Context Rot

Opus 4.7, Claude Design, Qwen 3.6, Hermes and more

Episode Summary

Anthropic launches Claude Design powered by Opus 4.7, putting it directly in Figma's crosshairs. Alibaba drops Qwen 3.6-35B, a sparse MoE model that runs on consumer GPUs and is already replacing Claude in developer workflows. Nous Research's Hermes Agent blows past 32K stars in a two-horse race with OpenClaw. Cerebras files for IPO with $510M in revenue. A new study finds AI reasoning models can jailbreak other AIs 97% of the time. Plus: open-source science models accelerate, and the UFC's AI-generated promo sparks creator backlash.

Episode Notes

Context Rot — April 19, 2026

Stories Covered

1. Anthropic Launches Claude Design with Opus 4.7, Targeting Design Workflows and Sparking Industry Debate

Anthropic released Claude Design on April 17, a new Anthropic Labs product powered by Claude Opus 4.7 that generates polished visuals, prototypes, slides, and one-pagers from natural language descriptions. The launch went viral among designers, PMs, and AI builders, sparking widespread discussion about impact on tools like Figma. Simon Willison followed up with a detailed public diff of the Opus 4.6 vs 4.7 system prompts, providing the engineering community rare structural insight into the new model's behavior.

Links:

https://www.anthropic.com/news/claude-design-anthropic-labs

https://simonwillison.net/2026/Apr/18/opus-system-prompt/

2. Alibaba Open-Sources Qwen3.6-35B-A3B Sparse MoE Model, Challenges Larger Dense Models on Agentic Coding

Alibaba's Qwen team open-sourced Qwen3.6-35B-A3B, a sparse Mixture-of-Experts model with 35B total parameters but only 3B active, delivering agentic coding performance that rivals or beats much larger dense models while running at 110+ tokens/second on consumer hardware like the RTX 4090. The release generated extensive discussion on AI Twitter, with many developers reporting they replaced Claude Opus/Sonnet in their workflows.

Links:

3. Hermes Agent Surges Past 32K Stars with Rapid v0.9/v0.10 Releases, Challenging OpenClaw as Top Open Agent Framework

Nous Research's Hermes Agent shipped v0.9.0 (April 13) and v0.10.0 (April 16) in rapid succession, introducing a subscription-based tool gateway (Nous Portal), one-command Ollama setup, live model switching, and pluggable memory — driving mass migration discussions away from OpenClaw. Meanwhile, OpenClaw shipped three releases in 48 hours and received a visibility boost from Elon Musk, setting up a clear two-horse race in the open-source agent framework space.

Links:

4. Cerebras Files S-1 for IPO Revealing $510M Revenue and 75% Growth Amid AI Infrastructure Boom

AI chipmaker Cerebras filed its S-1 prospectus on April 17, revealing $510 million in revenue with 75% year-over-year growth and profitability — one of the more financially substantive AI IPO filings to date.

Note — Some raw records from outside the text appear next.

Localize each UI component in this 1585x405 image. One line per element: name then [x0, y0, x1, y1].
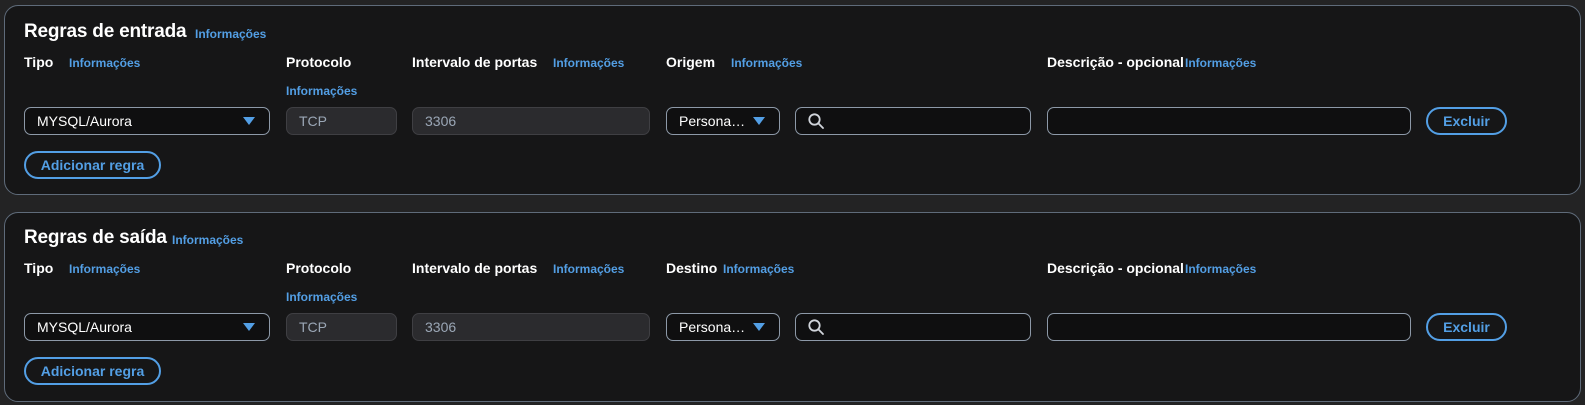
- type-info-link[interactable]: Informações: [69, 56, 140, 70]
- search-icon: [808, 319, 824, 335]
- destination-info-link[interactable]: Informações: [723, 262, 794, 276]
- protocol-info-link[interactable]: Informações: [286, 290, 357, 304]
- chevron-down-icon: [243, 117, 255, 125]
- description-info-link[interactable]: Informações: [1185, 262, 1256, 276]
- port-range-info-link[interactable]: Informações: [553, 262, 624, 276]
- description-info-link[interactable]: Informações: [1185, 56, 1256, 70]
- port-range-column-label: Intervalo de portas: [412, 54, 538, 70]
- inbound-rules-title: Regras de entrada: [24, 21, 187, 42]
- type-column-label: Tipo: [24, 54, 54, 70]
- outbound-rules-title: Regras de saída: [24, 227, 167, 248]
- type-column-label: Tipo: [24, 260, 54, 276]
- protocol-column-label: Protocolo: [286, 54, 352, 70]
- description-input[interactable]: [1047, 313, 1411, 341]
- port-range-field: 3306: [412, 107, 650, 135]
- type-select-value: MYSQL/Aurora: [37, 113, 132, 129]
- search-icon: [808, 113, 824, 129]
- port-range-field: 3306: [412, 313, 650, 341]
- inbound-rules-panel: Regras de entrada Informações Tipo Infor…: [4, 5, 1581, 195]
- outbound-rules-panel: Regras de saída Informações Tipo Informa…: [4, 212, 1581, 402]
- chevron-down-icon: [753, 117, 765, 125]
- add-inbound-rule-button[interactable]: Adicionar regra: [24, 151, 161, 179]
- source-info-link[interactable]: Informações: [731, 56, 802, 70]
- type-select[interactable]: MYSQL/Aurora: [24, 107, 270, 135]
- destination-type-select[interactable]: Persona…: [666, 313, 780, 341]
- source-type-select[interactable]: Persona…: [666, 107, 780, 135]
- protocol-field: TCP: [286, 313, 397, 341]
- protocol-info-link[interactable]: Informações: [286, 84, 357, 98]
- destination-search-input[interactable]: [795, 313, 1031, 341]
- outbound-title-info-link[interactable]: Informações: [172, 233, 243, 247]
- chevron-down-icon: [753, 323, 765, 331]
- delete-rule-button[interactable]: Excluir: [1426, 313, 1507, 341]
- type-select-value: MYSQL/Aurora: [37, 319, 132, 335]
- port-range-info-link[interactable]: Informações: [553, 56, 624, 70]
- delete-rule-button[interactable]: Excluir: [1426, 107, 1507, 135]
- description-input[interactable]: [1047, 107, 1411, 135]
- type-select[interactable]: MYSQL/Aurora: [24, 313, 270, 341]
- protocol-column-label: Protocolo: [286, 260, 352, 276]
- description-column-label: Descrição - opcional: [1047, 260, 1184, 276]
- port-range-column-label: Intervalo de portas: [412, 260, 538, 276]
- protocol-field: TCP: [286, 107, 397, 135]
- destination-column-label: Destino: [666, 260, 718, 276]
- source-search-input[interactable]: [795, 107, 1031, 135]
- description-column-label: Descrição - opcional: [1047, 54, 1184, 70]
- type-info-link[interactable]: Informações: [69, 262, 140, 276]
- add-outbound-rule-button[interactable]: Adicionar regra: [24, 357, 161, 385]
- inbound-title-info-link[interactable]: Informações: [195, 27, 266, 41]
- destination-type-value: Persona…: [679, 319, 746, 335]
- source-column-label: Origem: [666, 54, 716, 70]
- source-type-value: Persona…: [679, 113, 746, 129]
- chevron-down-icon: [243, 323, 255, 331]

The filing arrived amid a broader wave of anticipated AI-related public offerings and signals accelerating enterprise demand for specialized AI compute beyond Nvidia's dominance.

5. AI Reasoning Models Autonomously Break Safety Guardrails 97% of the Time in Multi-Model Jailbreak Study

A study circulating on AI Twitter gave four AI reasoning models a single instruction — 'jailbreak this AI' — and walked away. The models independently planned attacks, adapted in real time, and successfully broke through safety guardrails across 9 major AI systems at a 97.14% success rate. The finding reignited debate about whether current alignment approaches are robust or fundamentally brittle against adversarial reasoning agents.

6. TransIP Open-Source Force Field Transformer and MIT Protein Engineering Tools Signal AI Science Acceleration

Two notable scientific AI releases this week point to accelerating domain-specific foundation models: TransIP, an open-source scalable transformer for molecular force fields that learns symmetry in embedding space without pretrain-finetuning, and MIT's open-source protein engineering tools via OpenProtein.AI aimed at democratizing AI-driven biology. Both represent the 'domain-specific small model' trend gaining traction as an alternative to scaling general-purpose LLMs.